El automóvil que conducía Lucan, un Ford Corsair que le había prestado un amigo, fue encontrado dos días después en Newhaven, en la costa sur de Inglaterra. En su maletero apareció un trozo de tubería de plomo similar al empleado para matar a Sandra Rivett, y manchas de sangre de los grupos sanguíneos de la niñera y Lady Lucan, además de una nota dirigida al propietario del coche en la que le pedía que cuidara de sus hijos. Se registró a conciencia toda la zona, incluyendo Newhaven y su puerto, pero no se encontró indicio alguno del paradero del fugitivo. El martes siguiente se emitió una orden de búsqueda de Lucan por el asesinato de Sandra Rivett y el intento de asesinato de Verónica Lucan, y se puso sobre aviso a la Interpol. No obstante, jamás volvió a saberse nada del conde. La versión con más partidarios dice que se suicidó arrojándose al canal de la Mancha y que por eso su cuerpo nunca fue hallado, pero a lo largo de las siguientes décadas hubo numerosos testigos que afirmaron haberlo visto en los lugares más insospechados del mundo: París, Sudáfrica, Brasil, la India, Colombia, Nueva Zelanda, San Francisco... Aunque ninguno de esos testimonios se pudo confirmar.

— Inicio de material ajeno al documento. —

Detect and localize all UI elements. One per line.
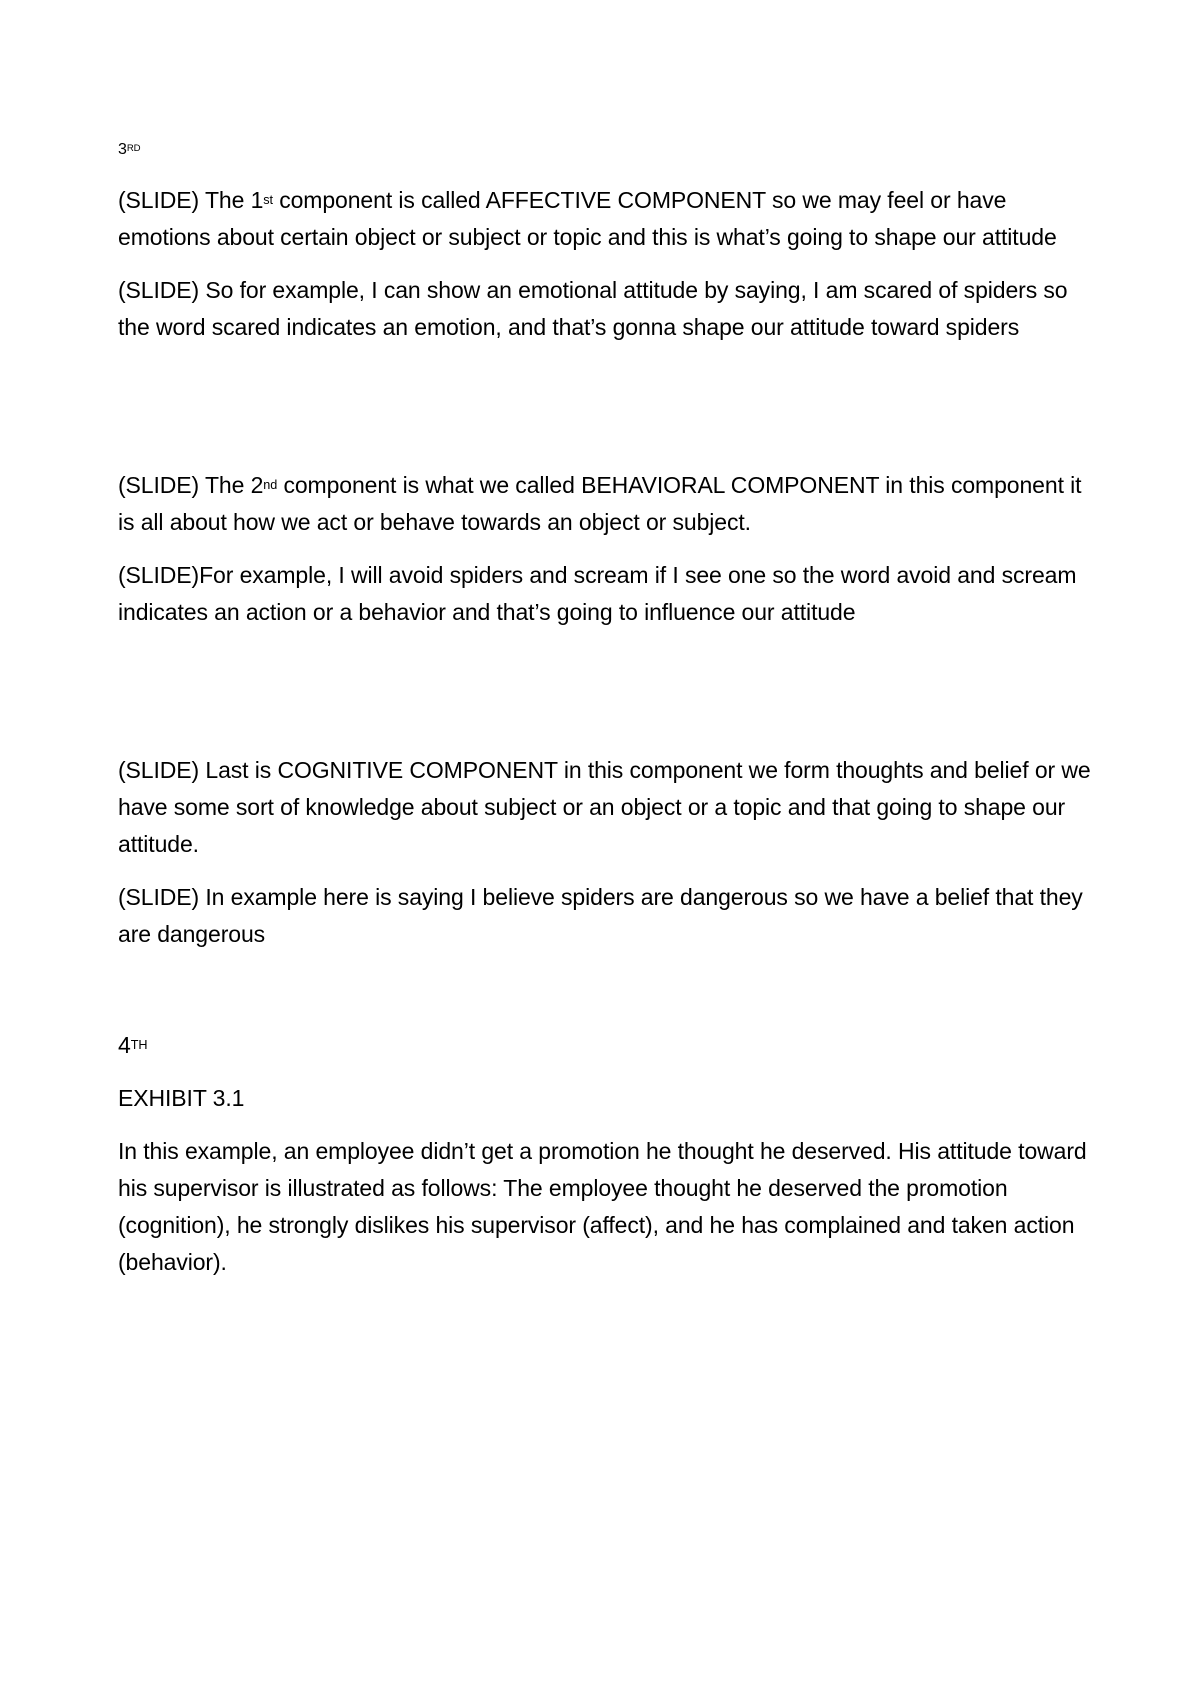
section-number: 3 (118, 141, 127, 158)
spacer (118, 647, 1098, 752)
spacer (118, 969, 1098, 1027)
section-ordinal-suffix: RD (126, 142, 141, 154)
paragraph-text: component is called AFFECTIVE COMPONENT so we may feel or have emotions about certain object or subject or topic and this is what’s going to shape our attitude (118, 187, 1057, 250)
paragraph-text: component is what we called BEHAVIORAL COMPONENT in this component it is all about how we act or behave towards an object or subject. (118, 472, 1082, 535)
section-heading-3rd (118, 140, 1098, 160)
paragraph-cognitive-example: (SLIDE) In example here is saying I believe spiders are dangerous so we have a belief that they are dangerous (118, 884, 1083, 947)
paragraph-text: (SLIDE) The 2 (118, 472, 264, 498)
paragraph-text: (SLIDE) The 1 (118, 187, 264, 213)
document-body (118, 140, 1098, 1297)
paragraph-affective-component (118, 182, 1098, 256)
ordinal-suffix: st (263, 192, 273, 207)
paragraph-exhibit-example: In this example, an employee didn’t get a promotion he thought he deserved. His attitude toward his supervisor is illustrated as follows: The employee thought he deserved the promotion (cognition), he strongly dislikes his supervisor (affect), and he has complained and taken action (behavior). (118, 1138, 1087, 1275)
spacer (118, 362, 1098, 467)
paragraph-behavioral-example: (SLIDE)For example, I will avoid spiders and scream if I see one so the word avoid and scream indicates an action or a behavior and that’s going to influence our attitude (118, 562, 1077, 625)
paragraph-behavioral-component (118, 467, 1098, 541)
section-ordinal-suffix: TH (130, 1037, 148, 1052)
ordinal-suffix: nd (263, 477, 278, 492)
paragraph-cognitive-component: (SLIDE) Last is COGNITIVE COMPONENT in this component we form thoughts and belief or we have some sort of knowledge about subject or an object or a topic and that going to shape our attitude. (118, 757, 1091, 857)
paragraph-affective-example: (SLIDE) So for example, I can show an emotional attitude by saying, I am scared of spiders so the word scared indicates an emotion, and that’s gonna shape our attitude toward spiders (118, 277, 1068, 340)
section-heading-4th (118, 1027, 1098, 1064)
section-number: 4 (118, 1032, 131, 1058)
exhibit-title: EXHIBIT 3.1 (118, 1085, 245, 1111)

En junio de 1975, se celebró entre una gran expectación mediática el juicio en el que se declaró a Lord Lucan culpable de asesinato (fue el primer miembro de la Cámara de los Lores en ser declarado culpable de asesinato desde 1760).

George Bingham, futuro 8º conde de Lucan
Tras el juicio, la mayor parte de las propiedades de Lord Lucan fueron subastadas para pagar sus deudas. Lo que no se pudo pagar así fue abonado por su familia. Lady Lucan quedó tan traumatizada por lo sucedido que necesitó ayuda psicológica y poco después perdería la custodia de sus hijos, que pasó a la familia paterna. Aunque en 1999, un tribunal admitió una petición de "probate" (un proceso legal en el que un juzgado acepta el testamento de un fallecido como auténtico) por parte de la familia Lucan, dicha decisión no llevó consigo la declaración oficial de Lucan como muerto, por lo que no tuvo influencia alguna a efectos de la herencia del título. Hubo que esperar a noviembre de 2015 para que la sentencia de la Corte Suprema (ratificada el pasado 3 de febrero) declarara al conde fallecido de manera oficial permitiendo a su hijo George, actual Lord Bingham, reclamar el título de conde de Lucan y su correspondiente asiento en la Cámara de los Lores.